Si on devait résumer ce qu’est la gauche (ou ce qu’elle devrait être…), le résumer à l’extrême, ce serait ceci : la gauche défend le faible contre le fort. En d’autres termes : elle se tient aux côtés des opprimés du système, face aux dominants du même système.
Dans sa forme « originelle » marxiste, la Lutte des Classes, il s’agit grossièrement des ouvriers contre les patrons. Pas en tant qu’individus bien sûr, mais en tant que classes sociales et des intérêts contradictoires qu’elles représentent. Cette lutte des classes se décline en autant de secteurs qu’il existe de groupes dominés et de groupes dominants, qu’il s’agisse des femmes contre le patriarcat, ou des personnes racisées contre le racisme.
La France Insoumise ne défend pas tant les musulmans parce que ce sont des musulmans, mais parce que le reste de la société les identifie comme tel, et les discrimine pour cette raison. C’est la même raison qui fait que la gauche est censée défendre le salarié contre son patron. Et dans un avenir utopique, où être musulman en France ne sera plus un sujet, ou un « musulman d’apparence » ne sera plus l’objet de discriminations au quotidien en raison de sa religion (supposée !), la France Insoumise, ou toute autre formation de gauche qui lui aura succédé, s’attellera à défendre les futurs opprimés du système, et à proposer un idéal dans lequel ces oppressions ne seront plus.
Si on remonte plusieurs décennies en arrière, les juifs étaient un groupe opprimé en France. Opprimé par le système lui-même. Et qui s’est élevé pour les défendre ? dans l’affaire Dreyfus ? contre les nazis et le gouvernement de Vichy pendant la seconde guerre mondiale ?
La gauche est le camp des opprimés. Elle ne défend pas un groupe communautaire parce que ce groupe s’identifie comme tel. Elle défend un groupe parce que celui-ci est stigmatisé par les dominants.

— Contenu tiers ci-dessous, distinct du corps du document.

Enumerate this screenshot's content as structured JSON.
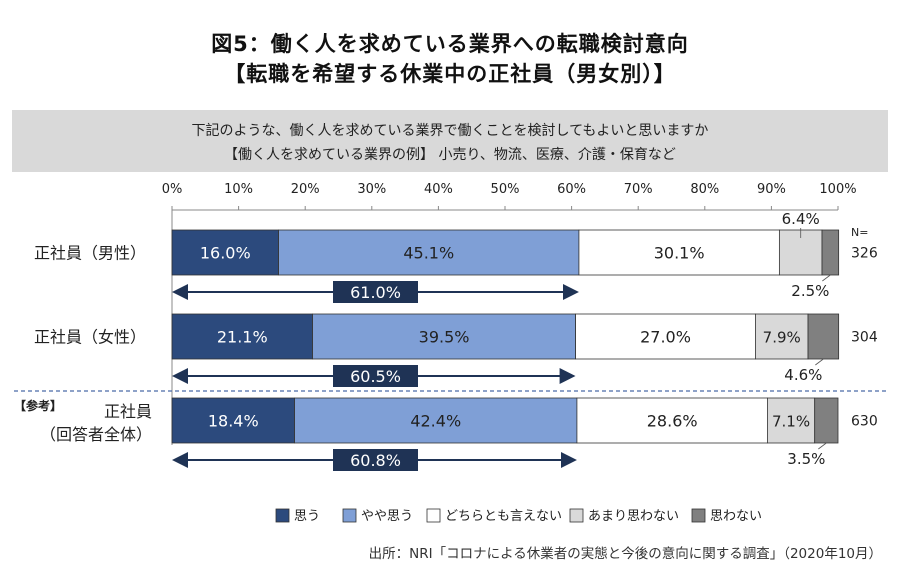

La défense des services publics, le « patrimoine de ceux qui n’ont rien », la retraite à 60 ans, pour préserver ceux qui créent la richesse des entreprises contre le capital, les impôts sur les grandes fortunes, pour mieux répartir les richesses et éviter qu’elles ne s’accumulent entre un nombre de mains toujours plus réduit, sont quelques-unes de ses armes pour atteindre cet idéal.
La France Insoumise est une force politique de gauche radicale, sans concession avec la bourgeoisie et le capitalisme. Elle est du côté des opprimés contre les dominants, pour la construction d’un monde plus juste et plus égalitaire.
L’antisémitisme n’est pas, n’a jamais été, et ne sera jamais un quelconque moteur de ses actes et de ses prises de position. Ceux qui l’attaquent par ce biais n’ont en réalité qu’un seul objectif : la perpétuation du système de domination actuel, qui leur confère aujourd’hui la totalité des pouvoirs.
Ceux qui essentialisent les juifs sont les mêmes que ceux qui essentialisent les musulmans, les femmes, ou les homosexuels. Et ce n’est pas à gauche qu’ils se trouvent. Bien au contraire. L’Histoire l’a prouvé maintes fois. Et il n’est pas fait exception aujourd’hui.